The holiday season is not always a happy time for people who are grieving the loss of a loved one. Whether it was a recent loss or one that occurred some time ago, feelings of grief can be heightened and may seem overwhelming during the holiday season. COVID-19 has added another layer of grief and disconnect, with a large number of families dealing with a recent loss of a loved one, and perhaps not having our normal support system nearby.
The holiday season is filled with many traditions and rituals for getting together with family and friends, but it can be painful if a loved one who is gone is no longer a part of these rituals. Understanding how grief affects you, discussing plans with those close to you, and taking time to remember your loved ones can help support you through this challenging time.
Grief and bereavement are normal human responses to loss, but not everyone processes their grief in the same way. Because each person is different, how and when those feelings surface also can vary.
There really is no predictable timetable or pattern to the process of grieving. In addition to emotions such as sadness or anger, you might recognize physical symptoms as well, including fatigue, trouble eating or sleeping, having more headaches or being more susceptible to other illnesses.

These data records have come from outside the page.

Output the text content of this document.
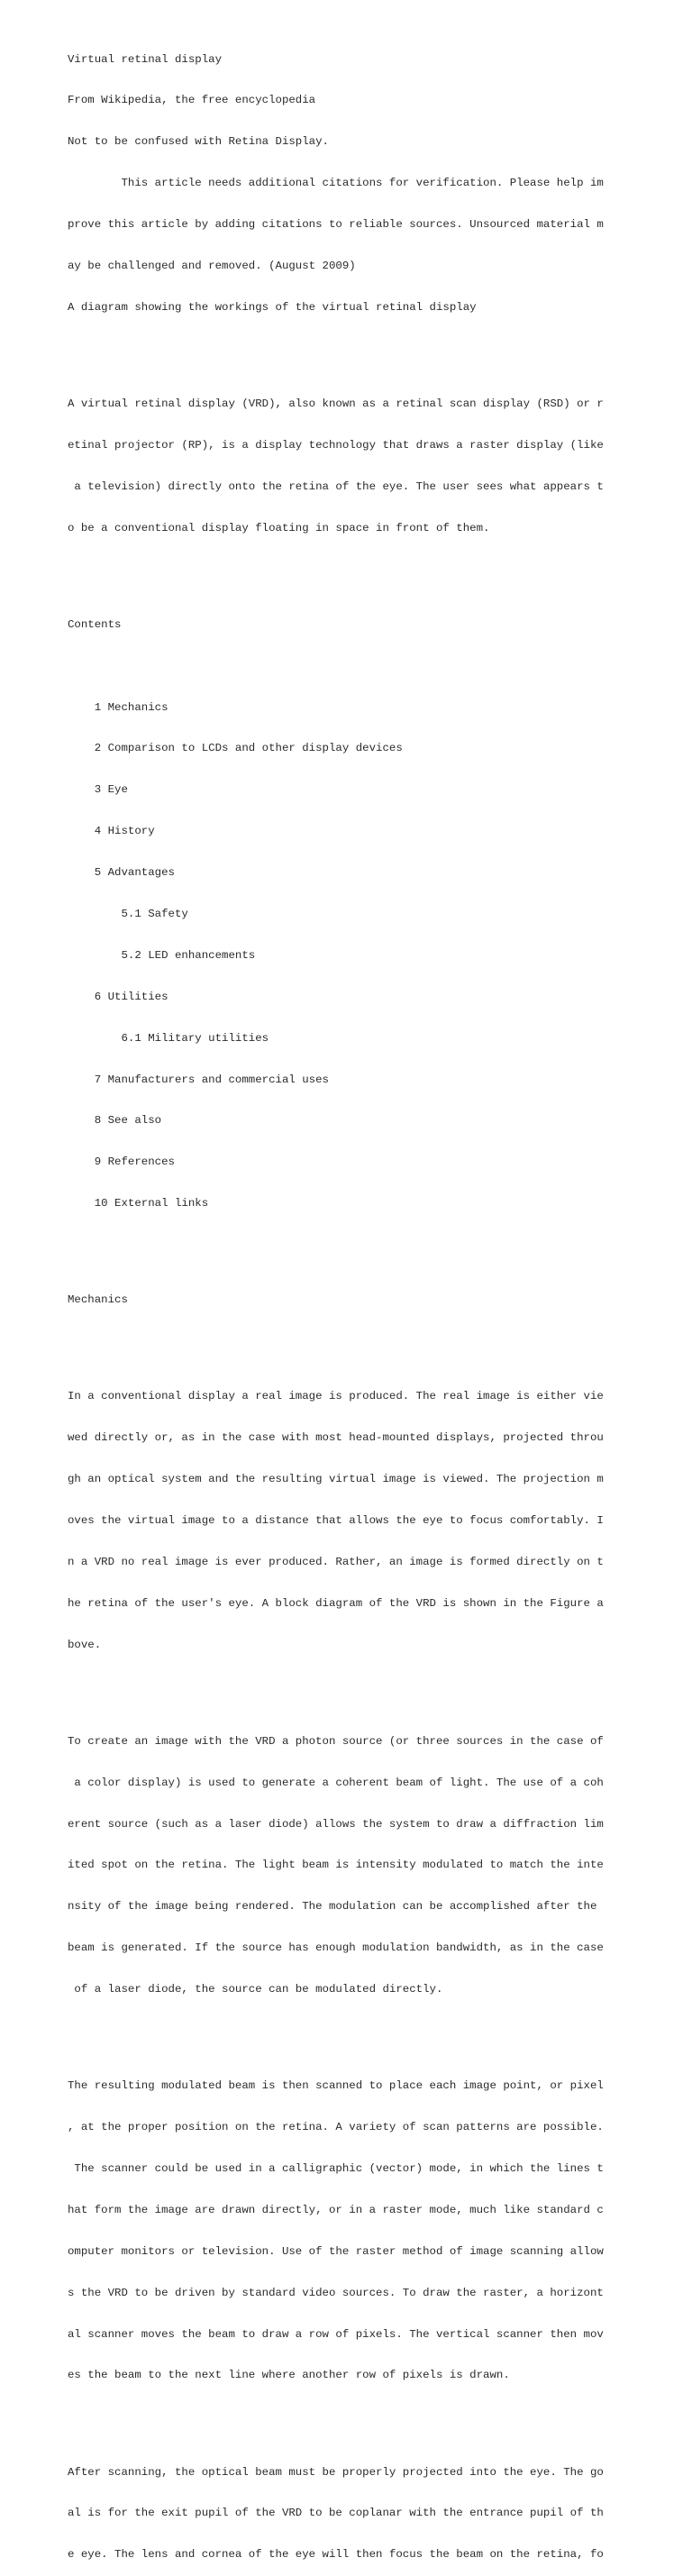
Virtual retinal display

From Wikipedia, the free encyclopedia

Not to be confused with Retina Display.

This article needs additional citations for verification. Please help im

prove this article by adding citations to reliable sources. Unsourced material m

ay be challenged and removed. (August 2009)

A diagram showing the workings of the virtual retinal display

A virtual retinal display (VRD), also known as a retinal scan display (RSD) or r

etinal projector (RP), is a display technology that draws a raster display (like

a television) directly onto the retina of the eye. The user sees what appears t

o be a conventional display floating in space in front of them.

Contents

1 Mechanics

2 Comparison to LCDs and other display devices

3 Eye

4 History

5 Advantages

5.1 Safety

5.2 LED enhancements

6 Utilities

6.1 Military utilities

7 Manufacturers and commercial uses

8 See also

9 References

10 External links

Mechanics

In a conventional display a real image is produced. The real image is either vie

wed directly or, as in the case with most head-mounted displays, projected throu

gh an optical system and the resulting virtual image is viewed. The projection m

oves the virtual image to a distance that allows the eye to focus comfortably. I

n a VRD no real image is ever produced. Rather, an image is formed directly on t

he retina of the user's eye. A block diagram of the VRD is shown in the Figure a

bove.

To create an image with the VRD a photon source (or three sources in the case of

a color display) is used to generate a coherent beam of light. The use of a coh

erent source (such as a laser diode) allows the system to draw a diffraction lim

ited spot on the retina. The light beam is intensity modulated to match the inte

nsity of the image being rendered. The modulation can be accomplished after the

beam is generated. If the source has enough modulation bandwidth, as in the case

of a laser diode, the source can be modulated directly.

The resulting modulated beam is then scanned to place each image point, or pixel

, at the proper position on the retina. A variety of scan patterns are possible.

The scanner could be used in a calligraphic (vector) mode, in which the lines t

hat form the image are drawn directly, or in a raster mode, much like standard c

omputer monitors or television. Use of the raster method of image scanning allow

s the VRD to be driven by standard video sources. To draw the raster, a horizont

al scanner moves the beam to draw a row of pixels. The vertical scanner then mov

es the beam to the next line where another row of pixels is drawn.

After scanning, the optical beam must be properly projected into the eye. The go

al is for the exit pupil of the VRD to be coplanar with the entrance pupil of th

e eye. The lens and cornea of the eye will then focus the beam on the retina, fo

Grief can change brain chemicals and hormonal functioning, and your immune system can be compromised.
It is key to pay attention to your own physical and mental health when you're grieving. Be gentle with yourself, eat healthy foods, drink plenty of water, and have downtime so that you can recover from the stresses of your day. It is also a good idea to see your health care provider who can evaluate if the symptoms you are experiencing are part of the normal grieving process, or if depression has developed.
Some of what you're experiencing may include responses that don't feel socially acceptable. You might find that you can't cry — the tears just won't come. Or you might feel so down or exhausted that you have trouble just getting out of bed or off the sofa. You might realize that the coping responses you've developed might not be the healthiest, such as avoidance or numbing with food, alcohol, or other substances.
The important thing to remember is that you are unique person. Honor your process, and acknowledge that for whatever reason, this is how you respond and are attempting to cope. There is no right or wrong way to grieve. It may be beneficial to seek grief counseling or join a grief support group. Knowing that you are not alone can make a world of difference. Connecting with those who understand or are going through a similar situation can provide new perspectives, affirm that what you are going through is normal and offer much-needed support.
Through the lens of these many types of reactions that are painful and difficult, you may not necessarily think of your grief as a privilege. You are grieving because you've loved, have been loved and continue to love. An important part of your healing during this holiday season may be to embrace the love and memories you've shared with your loved ones. Sharing stories among family and friends, making favorite foods, looking at photographs of happy memories or other activities may help you find that connection. Pay attention to whether this warms you or becomes too hot to touch. Let your feelings be your guide. Finding the path to navigate through all of the activities of the season may provide a needed sense of empowerment.